Hasibullah Satrawi, an imam and the director of the Aliansi Indonesia Daman, which promotes peace through theology, has seen the impact these conversations can have on young Indonesians. “In some schools, up to 50 percent of the students can agree with radical ideologies, but we’ve seen that after they participate in programs with survivors and ex-terrorists that can drop to 25 percent,” he says. Middle school, he adds, is a critical time to reach these at-risk kids. It’s a period of transition, and recruiters know that and use social media to target young teens.
Most of the kids Talib and his group meet with know someone who’s joined a terror cell or been the victim of one, usually both. And these kids, like the survivors themselves, are not only the victims of attacks — they are also being victimized by their own government. Indonesians continue to be innovators in deradicalization and counterterrorism techniques, and yet government support for survivors is virtually nonexistent, leaving grassroots organizations and NGOs to lead the charge.
Efforts on the part of government are largely a matter of optics, says Dr. Muhammad Najib Azca, a researcher at Yogyakarta’s Universitas Gadjah Mada who studies the radicalization of Indonesian youth. And those efforts, he says, skew toward ceremonial activities, like hosting launches in luxury hotels, and have little impact on on-the-ground operations for either survivors or at-risk young people. “Government agencies do try to get in touch with NGOs, but events are still the backbone of their strategy,” Azca tells OZY. “We need the small, grassroots initiatives — they’re out there, but they just have no support.”

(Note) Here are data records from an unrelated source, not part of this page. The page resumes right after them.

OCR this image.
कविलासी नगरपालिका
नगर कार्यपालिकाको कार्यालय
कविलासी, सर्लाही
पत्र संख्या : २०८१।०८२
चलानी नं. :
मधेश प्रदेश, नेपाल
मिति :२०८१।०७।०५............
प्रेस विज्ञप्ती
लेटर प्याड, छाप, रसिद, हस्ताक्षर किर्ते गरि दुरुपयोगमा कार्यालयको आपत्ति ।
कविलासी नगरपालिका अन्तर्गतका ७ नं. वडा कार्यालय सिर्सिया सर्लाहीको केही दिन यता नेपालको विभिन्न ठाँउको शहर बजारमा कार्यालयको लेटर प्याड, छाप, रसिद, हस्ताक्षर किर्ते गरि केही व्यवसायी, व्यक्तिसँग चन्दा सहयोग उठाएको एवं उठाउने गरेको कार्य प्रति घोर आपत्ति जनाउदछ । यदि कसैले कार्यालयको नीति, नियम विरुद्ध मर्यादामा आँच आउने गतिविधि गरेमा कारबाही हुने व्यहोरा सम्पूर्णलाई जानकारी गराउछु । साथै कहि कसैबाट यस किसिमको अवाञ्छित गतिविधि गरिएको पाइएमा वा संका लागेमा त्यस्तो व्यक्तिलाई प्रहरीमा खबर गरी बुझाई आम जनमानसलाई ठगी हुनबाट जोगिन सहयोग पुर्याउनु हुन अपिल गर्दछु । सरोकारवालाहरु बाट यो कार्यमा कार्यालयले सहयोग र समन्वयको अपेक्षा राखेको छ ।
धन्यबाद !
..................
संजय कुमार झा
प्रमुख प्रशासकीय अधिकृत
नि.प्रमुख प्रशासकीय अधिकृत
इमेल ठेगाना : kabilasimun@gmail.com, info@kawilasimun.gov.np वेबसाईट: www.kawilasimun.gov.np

And the government’s seeming indifference creates a fresh threat, Talib argues, because it can push people to embrace terrorism. “They’re undereducated, their families and communities are undereducated, there are no jobs and lots of poverty,” he says. “The government isn’t really helping people, and most of the terrorists are coming from poor families. Joining a terror group is a way to make the government pay attention,” he adds. Many survivors have debilitating injuries and therefore cannot work, leaving their families without a primary breadwinner; meanwhile, assistance from the government never arrives.
“The door has been closed on us,” says Talib.
Since becoming involved with the foundation, Talib has had to work side by side with former terrorists — a reciprocal, if difficult, relationship that he knows is vital to the foundation’s goal of saving young Indonesians from being lured down a similar path. For the reformed terrorists, the program offers a form of absolution. For Talib, it offers insight into questions he has spent a decade asking himself.
Talib and his team at Yayasan Penyintas Indonesia remain focused on raising money to help survivors while extending their reach into more schools. But with near weekly arrests of suspected terrorists, an influx of returning fighters and a trove of accessible radical content online, any attempt to temper the influence of hardliners grows ever tougher.